We walked hand in hand towards the buildings, strolled up saucily towards two of the parked cars, made the sort of wave that lovers give one another in goodbye when they don't really want to demonstrate their affection before ten thousand people and stepped into two cars and took off.

Gloria Farrow was in the lead.

We went howling down the road, Farrow in the lead car by a hundred feet and me behind her. We went roaring around a curve, over a hill, and I had my perception out to its range, which was far ahead of her car. The main gate came into range, and we bore down upon that wire and steel portal like a pair of madmen.

Gloria Farrow plowed into the gate without letting up. The gate went whirling in pieces, glass flew and tires howled and bits of metal and plastic sang through the air. Her car weaved aside; I forgot the road ahead and put my perception into her car.
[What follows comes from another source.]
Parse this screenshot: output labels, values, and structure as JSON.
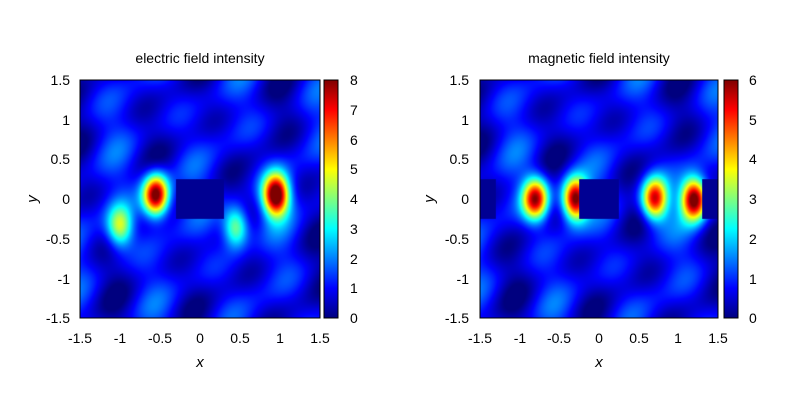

Farrow was fighting the wheel like a racing driver in a spin. Her hands wrenched the wheel with the swift strength of the Mekstrom Flesh she wore, and the wheel bent under her hands. Over and around she went, with a tire blown and the lower rail of the big gate hanging onto the fender like a dry-land sea-anchor. She juggled the wheel and made a snaky path off to one side of the road.

Out of the guardhouse came a uniformed man with a riot gun. He did not have time to raise it. Farrow ironed out her course and aimed the careening car dead center. She mowed the guard down and a half-thousandth of a second later she plowed into the guardhouse. The structure erupted like a box of stove-matches hit with a heavy-caliber soft-nosed slug, like a house of cards and an air-jet. There was a roar and a small gout of flame and then out of the flying wreckage on the far side came Farrow and her stolen car. Out of the mess of brimstone and shingles she came, turning end for end in a crazy, metal-crushing twist and spin. She ground to a broken halt before the last of the debris landed, and then everything was silent.

And then for the first and only time in my life I felt the penetrant, forceful impact of an incoming thought; a mental contact from another mind:

#Steve!# it screamed in my mind, #Get out! Get going! It's your move now——#

I put my foot on the faucet and poured on the oil.